Date of Award


Degree Type


Degree Name

Doctor of Philosophy


Teacher Education

Major Professor

Jo Ann Cady

Committee Members

Jennifer A. Morrow, Stergois Botzakis, Yujeong Prark


The purpose of this mixed-methods study was to investigate the relationship between teachers’ mathematical knowledge for teaching (MKT) and student growth on the Aimsweb Mathematical Computation (M-COMP) screening assessment. District participation in a structured Response to Intervention (RtI) program, provided the opportunity to fill a gap in the research by placing an intentional focus on the relationship between both classroom teachers’ and interventionists’ MKT and students who struggle. Students were classified as struggling if they scored below a certain level on the M-COMP, qualifying them to receive interventions as part of the RtI program. This study included 20 classroom teachers, 4 interventionists and their 485 students in a moderate sized district in Tennessee. Student inclusion in the study was dependent on their teacher’s completion of the subject matter MKT survey.

To determine the relationship between teachers’ and interventionists’ MKT and student growth, several quantitative analyses were used. The analysis revealed a significant negative correlation between classroom teachers’ MKT and student growth (p<.01), when looking at all students, indicating that higher classroom teacher MKT may result in less student growth. However, the strength of that relationship was small, rendering it insignificant for practical purposes. Additionally, struggling students’ growth was also negatively correlated (p<.01) with classroom teachers’ MKT, but there was no significant relationship between interventionists’ MKT and struggling students’ growth.

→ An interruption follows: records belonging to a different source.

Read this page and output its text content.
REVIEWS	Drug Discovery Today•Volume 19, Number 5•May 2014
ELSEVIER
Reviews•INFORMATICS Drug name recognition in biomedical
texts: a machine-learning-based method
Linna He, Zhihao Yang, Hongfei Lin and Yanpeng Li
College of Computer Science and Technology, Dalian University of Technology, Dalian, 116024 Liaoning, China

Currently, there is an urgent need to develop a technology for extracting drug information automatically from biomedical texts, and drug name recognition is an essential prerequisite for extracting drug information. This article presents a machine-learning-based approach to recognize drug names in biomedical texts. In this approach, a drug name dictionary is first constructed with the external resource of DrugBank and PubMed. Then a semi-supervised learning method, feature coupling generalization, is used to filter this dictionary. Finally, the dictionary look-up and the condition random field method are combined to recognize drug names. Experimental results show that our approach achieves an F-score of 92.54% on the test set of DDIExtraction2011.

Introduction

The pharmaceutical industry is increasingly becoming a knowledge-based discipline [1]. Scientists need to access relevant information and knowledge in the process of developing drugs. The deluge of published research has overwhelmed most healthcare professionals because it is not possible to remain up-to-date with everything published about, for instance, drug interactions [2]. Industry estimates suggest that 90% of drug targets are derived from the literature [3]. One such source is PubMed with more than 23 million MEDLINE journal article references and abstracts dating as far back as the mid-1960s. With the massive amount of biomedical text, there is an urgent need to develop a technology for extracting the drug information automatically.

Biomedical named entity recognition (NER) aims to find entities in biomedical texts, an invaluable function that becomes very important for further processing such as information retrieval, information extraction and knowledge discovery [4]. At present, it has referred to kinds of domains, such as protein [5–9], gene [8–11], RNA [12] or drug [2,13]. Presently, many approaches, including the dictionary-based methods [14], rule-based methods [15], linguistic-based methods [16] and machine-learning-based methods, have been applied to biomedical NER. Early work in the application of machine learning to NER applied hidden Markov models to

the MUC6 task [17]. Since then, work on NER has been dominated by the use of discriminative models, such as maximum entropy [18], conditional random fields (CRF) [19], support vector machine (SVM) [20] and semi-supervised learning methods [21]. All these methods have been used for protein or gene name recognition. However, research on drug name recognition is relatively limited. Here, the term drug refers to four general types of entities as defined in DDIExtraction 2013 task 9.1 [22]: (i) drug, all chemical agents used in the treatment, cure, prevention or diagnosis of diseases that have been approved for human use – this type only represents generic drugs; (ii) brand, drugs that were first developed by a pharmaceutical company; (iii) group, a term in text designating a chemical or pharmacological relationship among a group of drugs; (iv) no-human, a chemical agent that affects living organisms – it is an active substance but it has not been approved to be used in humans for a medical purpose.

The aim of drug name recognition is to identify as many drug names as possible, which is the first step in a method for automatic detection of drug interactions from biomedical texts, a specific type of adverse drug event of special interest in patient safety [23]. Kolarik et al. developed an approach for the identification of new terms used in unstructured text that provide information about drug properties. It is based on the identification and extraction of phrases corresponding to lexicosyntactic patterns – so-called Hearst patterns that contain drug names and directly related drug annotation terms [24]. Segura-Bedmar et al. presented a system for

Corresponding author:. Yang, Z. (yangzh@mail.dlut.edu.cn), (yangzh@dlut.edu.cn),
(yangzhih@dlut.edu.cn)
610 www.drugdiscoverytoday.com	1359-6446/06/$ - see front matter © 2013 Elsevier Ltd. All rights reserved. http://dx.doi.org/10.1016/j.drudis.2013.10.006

Classroom observations of teachers at different levels of subject matter MKT and interventionists with different levels of pedagogical training provided insight into the relationship between MKT and teachers’ or interventionists’ instructional practice. An analysis of questions asked by teachers during those observations indicated that teachers with higher levels of MKT asked more questions and gave their students more opportunities to reason. However, one teacher who scored low on the subject matter MKT but had more focused training in math pedagogical content knowledge, was able to compensate for the deficiency in subject matter knowledge. Conversely, the uncertified interventionists who had high levels of subject matter MKT were not able to compensate for their lack of pedagogical training.